The articles are archived internally, so we can pull relevant articles from it and re-publish them on http://developer.flock.com. I will have a look at the articles you mentioned and probably get them to dev.f.c.

Categories: flock Tags:

The API release is approaching

December 17th, 2007 No comments

Something people often ask is support for more services. And that’s what we do: in 1.1 we will be adding support for Picasa, currently the service most people are asking for. But we can not implement support for every single service in the world!
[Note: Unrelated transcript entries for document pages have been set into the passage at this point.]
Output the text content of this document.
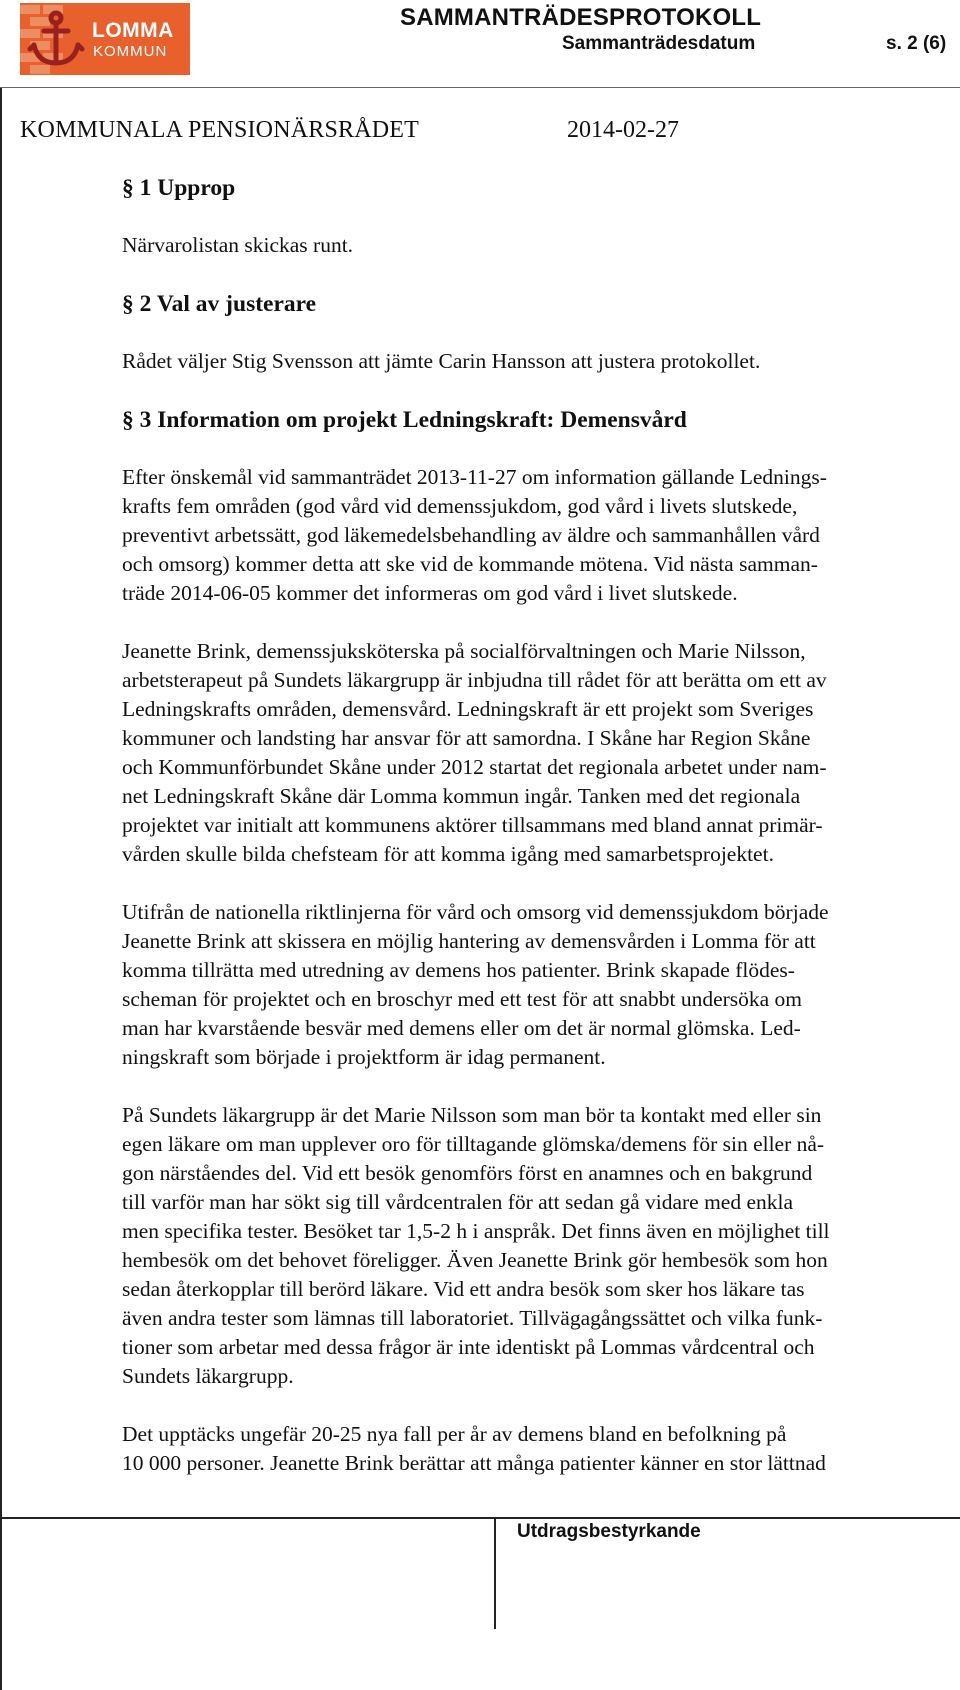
LOMMA
KOMMUN
SAMMANTRÄDESPROTOKOLL
Sammanträdesdatum	s. 2 (6)
KOMMUNALA PENSIONÄRSRÅDET	2014-02-27
§ 1 Upprop
Närvarolistan skickas runt.
§ 2 Val av justerare
Rådet väljer Stig Svensson att jämte Carin Hansson att justera protokollet.
§ 3 Information om projekt Ledningskraft: Demensvård
Efter önskemål vid sammanträdet 2013-11-27 om information gällande Lednings-
krafts fem områden (god vård vid demenssjukdom, god vård i livets slutskede,
preventivt arbetssätt, god läkemedelsbehandling av äldre och sammanhållen vård
och omsorg) kommer detta att ske vid de kommande mötena. Vid nästa samman-
träde 2014-06-05 kommer det informeras om god vård i livet slutskede.
Jeanette Brink, demenssjuksköterska på socialförvaltningen och Marie Nilsson,
arbetsterapeut på Sundets läkargrupp är inbjudna till rådet för att berätta om ett av
Ledningskrafts områden, demensvård. Ledningskraft är ett projekt som Sveriges
kommuner och landsting har ansvar för att samordna. I Skåne har Region Skåne
och Kommunförbundet Skåne under 2012 startat det regionala arbetet under nam-
net Ledningskraft Skåne där Lomma kommun ingår. Tanken med det regionala
projektet var initialt att kommunens aktörer tillsammans med bland annat primär-
vården skulle bilda chefsteam för att komma igång med samarbetsprojektet.
Utifrån de nationella riktlinjerna för vård och omsorg vid demenssjukdom började
Jeanette Brink att skissera en möjlig hantering av demensvården i Lomma för att
komma tillrätta med utredning av demens hos patienter. Brink skapade flödes-
scheman för projektet och en broschyr med ett test för att snabbt undersöka om
man har kvarstående besvär med demens eller om det är normal glömska. Led-
ningskraft som började i projektform är idag permanent.
På Sundets läkargrupp är det Marie Nilsson som man bör ta kontakt med eller sin
egen läkare om man upplever oro för tilltagande glömska/demens för sin eller nå-
gon närståendes del. Vid ett besök genomförs först en anamnes och en bakgrund
till varför man har sökt sig till vårdcentralen för att sedan gå vidare med enkla
men specifika tester. Besöket tar 1,5-2 h i anspråk. Det finns även en möjlighet till
hembesök om det behovet föreligger. Även Jeanette Brink gör hembesök som hon
sedan återkopplar till berörd läkare. Vid ett andra besök som sker hos läkare tas
även andra tester som lämnas till laboratoriet. Tillvägagångssättet och vilka funk-
tioner som arbetar med dessa frågor är inte identiskt på Lommas vårdcentral och
Sundets läkargrupp.
Det upptäcks ungefär 20-25 nya fall per år av demens bland en befolkning på
10 000 personer. Jeanette Brink berättar att många patienter känner en stor lättnad
Utdragsbestyrkande
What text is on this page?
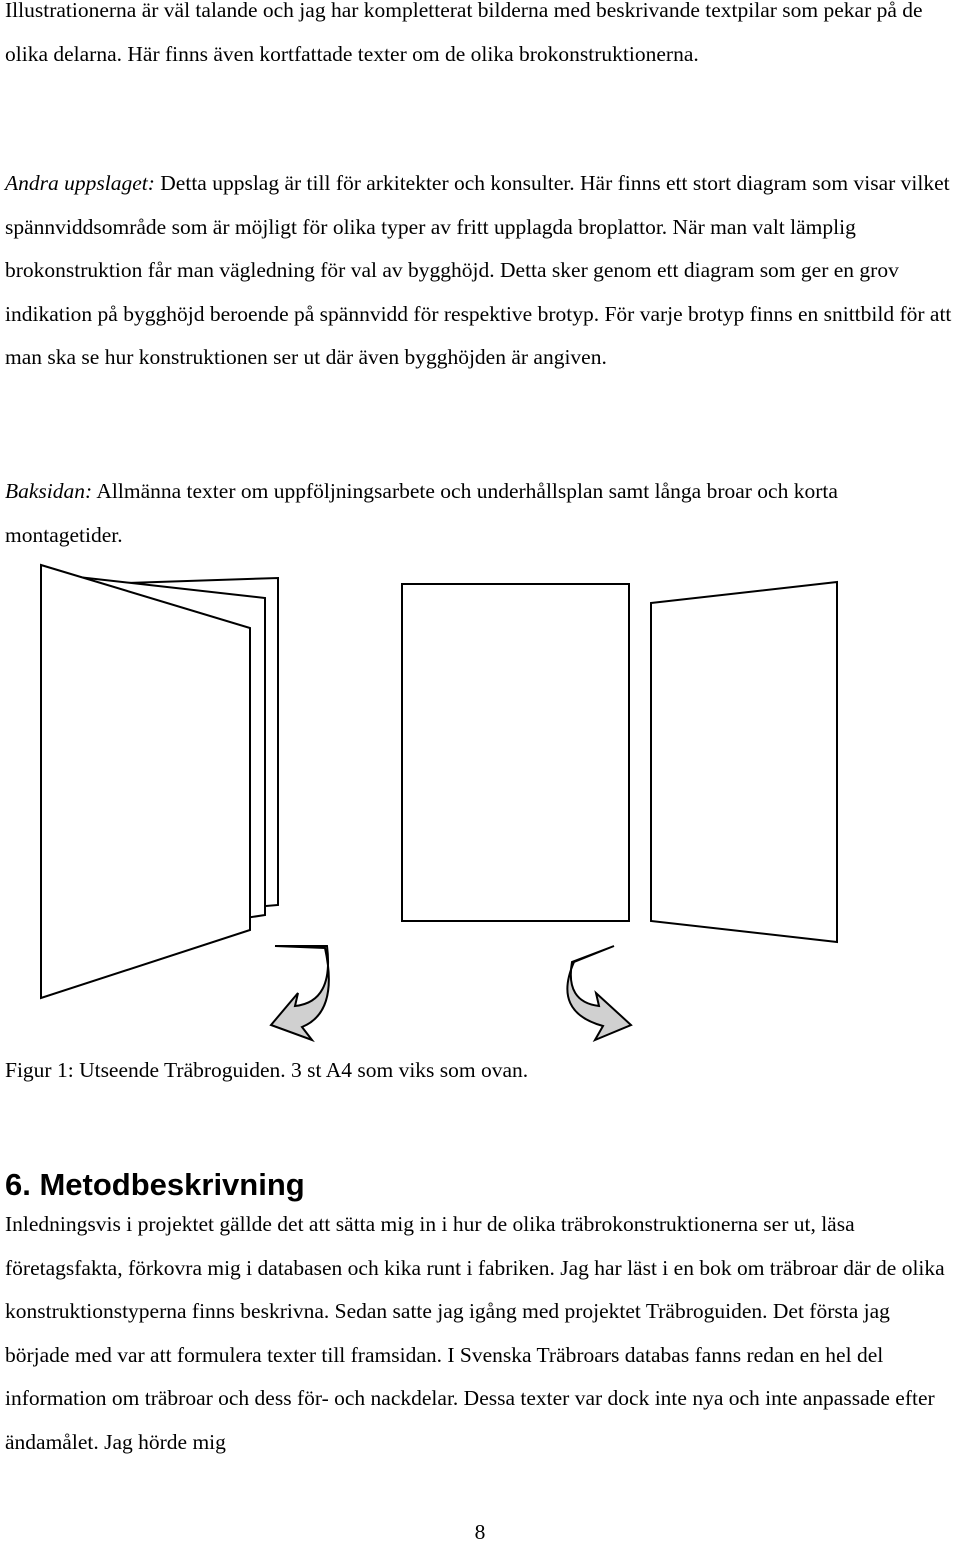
Illustrationerna är väl talande och jag har kompletterat bilderna med beskrivande textpilar som pekar på de olika delarna. Här finns även kortfattade texter om de olika brokonstruktionerna.

Andra uppslaget: Detta uppslag är till för arkitekter och konsulter. Här finns ett stort diagram som visar vilket spännviddsområde som är möjligt för olika typer av fritt upplagda broplattor. När man valt lämplig brokonstruktion får man vägledning för val av bygghöjd. Detta sker genom ett diagram som ger en grov indikation på bygghöjd beroende på spännvidd för respektive brotyp. För varje brotyp finns en snittbild för att man ska se hur konstruktionen ser ut där även bygghöjden är angiven.

Baksidan: Allmänna texter om uppföljningsarbete och underhållsplan samt långa broar och korta montagetider.

Figur 1: Utseende Träbroguiden. 3 st A4 som viks som ovan.

6. Metodbeskrivning

Inledningsvis i projektet gällde det att sätta mig in i hur de olika träbrokonstruktionerna ser ut, läsa företagsfakta, förkovra mig i databasen och kika runt i fabriken. Jag har läst i en bok om träbroar där de olika konstruktionstyperna finns beskrivna. Sedan satte jag igång med projektet Träbroguiden. Det första jag började med var att formulera texter till framsidan. I Svenska Träbroars databas fanns redan en hel del information om träbroar och dess för- och nackdelar. Dessa texter var dock inte nya och inte anpassade efter ändamålet. Jag hörde mig

8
We have to focus on the core of the browser, horizontal features, performances and stability. We can not implement the “long tail” of web services, simply because there are thousands out there.

This is why Ishika and me (helped by Marcus, Chris and others) have been working on an API that is easy enough for third party developers to pick up and use. We are currently writing documentation to explain how it can be done.

The API was more or less present, but a lot of cleanup had to be done and new interfaces and methods had to be written. Specifically, what we had to do is:

  • Well, make sure it can be done. At Flock we have a tradition of writing services in a modular way, but sometimes we added hacks in the core to enable a specific feature for a service. Extension developers won’t be able to do that, so all that hacks had to go away. In each area, we designed a way to support specific features from the service itself.
  • Remove cruft. Flock’s features set has evolved a lot in 2 years, and stuff that should no longer be there was remaining. The best example is the “photo” module. Since we traditionally supported only Flickr and Photobucket, it was called the photobar and everything in the backend was photo-something. Now that we support YouTube and AOL’s Truveo, we changed it to “media” in the UI, but we also had to change interfaces names to avoid confusion (“A YouTube photo?”). More important, in Flock 0.7 (Cardinal), the photo module had some kind of social aspects: there were people in the photobar in a way. In 1.0 this created a duplication with our People code, so for 1.1 we moved what was left of the people logic out of the media module.
  • High-level methods to manipulate data. All the data we store locally (a cache of the friends list, your online favorites…) are stored in RDF, backed by a mozstorage database (sqlite), and accessed by an object layer. We were accessing that data directly, but that’s not the best way to deal with data! We wrote high-level methods to store and retrieve data such as getFriends to get the friends list or addFriend to insert a friend in the local store.

As I said we’re in documentation writing mode, but if you’re a Warrior Developer who only need the code to understand, here are some examples:

There is an other side of the API: one that let you access all supported services in a unified way, if you want to create your own people bar… But I keep details about that for the next time ;) .

Categories: flock Tags:

Dailymotion in Flock

July 9th, 2007 No comments

Still working on the Photo API, I created an XPCOM module to use Dailymotion (a video sharing website pretty popular in France) in Flock.

It’s in trunk only, and disabled by default. If you have a Flock tree, you can enable by de-commenting the line regarding Dailymotion in $c/services/Makefile.in. So far it just support the search functionality and channels. There is no account management and no media stream detection yet.

Blogged with Flock

Categories: flock Tags:

Google Desktop and Flock

July 1st, 2007 2 comments

Being a Linux user, I was very happy to see the release of Google Desktop for Linux. So I ditched Beagle and switched to Google Desktop.

As you probably know, Flock comes with full text indexing of your web history. It works very well, and is integrated with the search bar which is very cool. But if you want to have your web history indexed, you can do it thanks to Flock’s compatibility with Firefox. Just follow the instructions on Google’s help pages.

  • Windows: replace “Mozilla Firefox” by “Flock”, “Mozilla” by “Flock” and “Firefox” by “Browser”
  • Linux: just go to the directory where you untarred Flock and follow the instructions. You can also put the file desktop@google.com in your home directory, personally I prefer that

Most of the time, unless it’s related to bookmarks, what works for Firefox also works for Flock.